很简单,只需要记住,在将节点压入堆栈时,该节点就已被访问,再访问完左孩子之后,再考虑右孩子所在的二叉树。
vector<int> PreOrderTraverse(TreeNode *root)
{
vector<int> nodes;
stack<TreeNode *> s;
if(root == NULL) return nodes;
TreeNode *temp = root;
while(temp || !s.empty())
{
while(temp)
{
s.push(temp);//入栈之前就访问
nodes.push_back(temp->val);
temp = temp->left;
}//左子树访问完毕
temp = s.top();
s.pop();
temp = temp->right;
}
return nodes;
}
vector<int> InOrderTraverse2(TreeNode *root)
{
vector<int> nodes;
vector<int> temp;
if(root == NULL) return nodes;
temp = InOrderTraverse2(root->left);
for(vector<int>::size_type i = 0 ; i != temp.size() ; ++i)
nodes.push_back(temp[i]);
nodes.push_back(root->val);
temp = InOrderTraverse2(root->right);
for(vector<int>::size_type i = 0 ; i != temp.size() ; ++i)
nodes.push_back(temp[i]);
return nodes;
}(1)首先访问根节点root,压入堆栈。
(2)访问root的左子树,重复(1)即可。
(3)如果某节点左子树为空,那么该节点输出,并考察其右子树,重复(1)即可。
PS:节点入栈使不访问,遇到节点就入栈,直到栈顶左子树访问完毕,那么将栈顶弹出,考虑右子树,重复即可。

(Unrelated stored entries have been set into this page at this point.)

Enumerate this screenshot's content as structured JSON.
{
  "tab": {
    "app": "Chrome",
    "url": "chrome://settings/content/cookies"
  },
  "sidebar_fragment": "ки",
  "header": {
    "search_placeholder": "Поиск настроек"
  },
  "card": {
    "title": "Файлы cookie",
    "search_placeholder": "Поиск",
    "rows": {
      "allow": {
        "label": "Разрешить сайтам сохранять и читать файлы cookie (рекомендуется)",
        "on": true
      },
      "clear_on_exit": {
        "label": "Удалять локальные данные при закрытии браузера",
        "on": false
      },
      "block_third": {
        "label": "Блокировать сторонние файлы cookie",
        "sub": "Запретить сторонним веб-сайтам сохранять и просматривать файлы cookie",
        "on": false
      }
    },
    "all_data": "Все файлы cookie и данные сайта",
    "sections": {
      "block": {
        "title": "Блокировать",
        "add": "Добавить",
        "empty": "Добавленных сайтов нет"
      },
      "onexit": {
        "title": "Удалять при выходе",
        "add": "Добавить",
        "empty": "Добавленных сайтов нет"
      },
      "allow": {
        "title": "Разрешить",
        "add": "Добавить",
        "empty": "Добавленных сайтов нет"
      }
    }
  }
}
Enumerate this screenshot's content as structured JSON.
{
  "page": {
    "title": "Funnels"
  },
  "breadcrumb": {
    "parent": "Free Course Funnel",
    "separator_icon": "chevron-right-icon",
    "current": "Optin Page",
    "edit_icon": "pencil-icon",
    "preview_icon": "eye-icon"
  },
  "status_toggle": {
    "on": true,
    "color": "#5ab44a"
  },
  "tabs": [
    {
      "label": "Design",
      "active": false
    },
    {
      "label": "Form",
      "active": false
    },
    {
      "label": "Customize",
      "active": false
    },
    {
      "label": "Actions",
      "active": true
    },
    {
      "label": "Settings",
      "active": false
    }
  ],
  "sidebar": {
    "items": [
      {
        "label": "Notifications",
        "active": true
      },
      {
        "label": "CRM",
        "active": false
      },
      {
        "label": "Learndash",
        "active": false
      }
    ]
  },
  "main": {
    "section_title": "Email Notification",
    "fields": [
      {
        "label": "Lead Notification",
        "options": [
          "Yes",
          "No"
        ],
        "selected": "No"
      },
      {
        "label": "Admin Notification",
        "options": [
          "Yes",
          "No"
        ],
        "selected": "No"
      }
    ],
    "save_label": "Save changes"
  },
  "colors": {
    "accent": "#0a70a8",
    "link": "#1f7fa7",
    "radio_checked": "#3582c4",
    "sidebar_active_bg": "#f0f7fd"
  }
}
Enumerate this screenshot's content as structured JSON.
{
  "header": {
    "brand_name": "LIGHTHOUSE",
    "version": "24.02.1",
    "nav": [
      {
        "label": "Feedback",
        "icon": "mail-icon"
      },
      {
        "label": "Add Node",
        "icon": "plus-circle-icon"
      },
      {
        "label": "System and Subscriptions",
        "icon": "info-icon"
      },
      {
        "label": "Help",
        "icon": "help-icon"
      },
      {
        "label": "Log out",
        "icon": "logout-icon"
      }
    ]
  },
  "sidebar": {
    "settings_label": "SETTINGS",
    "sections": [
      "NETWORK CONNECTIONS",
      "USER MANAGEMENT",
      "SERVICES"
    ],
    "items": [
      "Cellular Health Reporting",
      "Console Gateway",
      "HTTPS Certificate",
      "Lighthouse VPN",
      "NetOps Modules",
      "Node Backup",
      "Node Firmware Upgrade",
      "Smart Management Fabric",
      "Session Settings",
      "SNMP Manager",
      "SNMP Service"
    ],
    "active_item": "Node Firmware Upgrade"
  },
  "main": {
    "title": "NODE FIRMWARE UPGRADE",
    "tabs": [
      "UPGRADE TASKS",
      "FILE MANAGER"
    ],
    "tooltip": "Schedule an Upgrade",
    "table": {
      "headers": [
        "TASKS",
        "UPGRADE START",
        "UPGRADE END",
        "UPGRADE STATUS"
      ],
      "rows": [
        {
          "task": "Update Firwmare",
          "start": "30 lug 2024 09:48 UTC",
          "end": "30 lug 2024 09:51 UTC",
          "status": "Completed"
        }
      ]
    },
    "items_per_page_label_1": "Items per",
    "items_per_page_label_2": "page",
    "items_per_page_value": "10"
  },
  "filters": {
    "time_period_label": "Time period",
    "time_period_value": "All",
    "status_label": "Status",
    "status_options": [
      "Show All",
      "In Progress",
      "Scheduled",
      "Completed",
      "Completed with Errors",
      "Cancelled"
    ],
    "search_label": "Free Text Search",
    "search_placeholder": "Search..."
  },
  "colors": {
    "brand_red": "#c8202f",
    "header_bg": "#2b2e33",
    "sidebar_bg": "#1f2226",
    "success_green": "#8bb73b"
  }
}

vector<int> InOrderTraverse(TreeNode *root)
{
vector<int> nodes;
if(root == NULL) return nodes;
TreeNode *temp = root;
stack<TreeNode *> s;
while(temp || !s.empty())
{
while(temp)
{
s.push(temp);
temp = temp->left;
}// 左子树完毕
temp = s.top();
nodes.push_back(temp->val);
s.pop();
temp = temp->right;
}
return nodes;
}
vector<int> PostOrderTraverse2(TreeNode *root)
{
vector<int> nodes;
vector<int> temp;
if(root == NULL) return nodes;
temp = PostOrderTraverse2(root->left);
for(vector<int>::size_type i = 0 ; i != temp.size() ; ++i)
nodes.push_back(temp[i]);
temp = PostOrderTraverse2(root->right);
for(vector<int>::size_type i = 0 ; i != temp.size() ; ++i)
nodes.push_back(temp[i]);
nodes.push_back(root->val);
return nodes;
}PS:遇到根节点root,分两种情况讨论,如果根节点的右子树还没被访问,那么根节点入栈;否则输出根节点。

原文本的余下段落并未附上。